This just popped up on Amazon Prime, so I figured I'd check it out. I didn't watch any of the trailers, so this wasn't at all what I expected.
He looks almost exactly like a combination of Christian Bale's and Jared Leto's characters from American Psycho.
I'd say American Psycho is the movie most similar to this, right down to the ending.
I'm wondering if one of the reasons people in this thread had a problem with the ending was that they didn't view this as a satire the whole time. It wasn't as blatant as American Psycho, but I do think it was kind of a satire as opposed to a "realistic" portrait of the news industry. For example, they way they were feeding lines to the newscasters on screen from the control booth. That can't be meant to be realistic, can it? (Though the newscaster's on camera dialog seemed EXACTLY like what you'd hear on a cheap local news broadcast).

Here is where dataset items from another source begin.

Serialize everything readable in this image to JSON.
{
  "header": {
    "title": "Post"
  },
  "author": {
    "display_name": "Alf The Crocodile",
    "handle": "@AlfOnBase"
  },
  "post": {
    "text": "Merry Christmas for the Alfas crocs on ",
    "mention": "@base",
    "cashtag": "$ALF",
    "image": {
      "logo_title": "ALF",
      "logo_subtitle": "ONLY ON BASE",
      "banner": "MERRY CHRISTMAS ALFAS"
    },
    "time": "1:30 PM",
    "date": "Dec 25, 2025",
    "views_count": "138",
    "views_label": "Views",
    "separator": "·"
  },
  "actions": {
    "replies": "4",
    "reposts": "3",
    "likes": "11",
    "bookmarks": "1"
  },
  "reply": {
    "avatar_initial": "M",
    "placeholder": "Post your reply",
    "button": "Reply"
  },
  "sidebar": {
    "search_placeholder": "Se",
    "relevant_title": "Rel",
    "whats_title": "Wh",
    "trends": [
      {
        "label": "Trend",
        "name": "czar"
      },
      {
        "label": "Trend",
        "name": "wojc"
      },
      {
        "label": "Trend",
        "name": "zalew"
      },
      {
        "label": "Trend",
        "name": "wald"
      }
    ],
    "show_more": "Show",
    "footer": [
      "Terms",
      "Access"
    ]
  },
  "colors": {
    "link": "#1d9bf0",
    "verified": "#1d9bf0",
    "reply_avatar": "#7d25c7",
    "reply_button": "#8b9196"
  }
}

Finally got around to seeing this. I work in news so a lot of this shyt was hilarious. Stringers don't have that much power, and usually don't get anything better than our actual photographers get. And with everyone putting everything on social media nowadays stringers are even more irrelevant. But I get that the whole thing is a satire of the whole "if it bleeds it leads" local tv news cycle so it worked in that sense.
Didn't actually think of it at the time, but modern technology makes many of the plot elements dated already. This must have been written back in the 90's, now that I think about it. There's a scene early on when (I think) Bill Paxton's character mentions that he should get a special satellite uplink van to upload his footage to his FTP site. Nowadays, the average cell phone has enough bandwidth to take care of that no problem. Plus the camcorder he bought at the beginning looked like it might have been mini VHS.
They probably should have used older model cars and just set the movie in 1998.
Speaking of which, that was maybe the greatest car chase I've ever seen on film. Everything moved like it had real mass and momentum. If there was CGI involved, it was totally undetectable.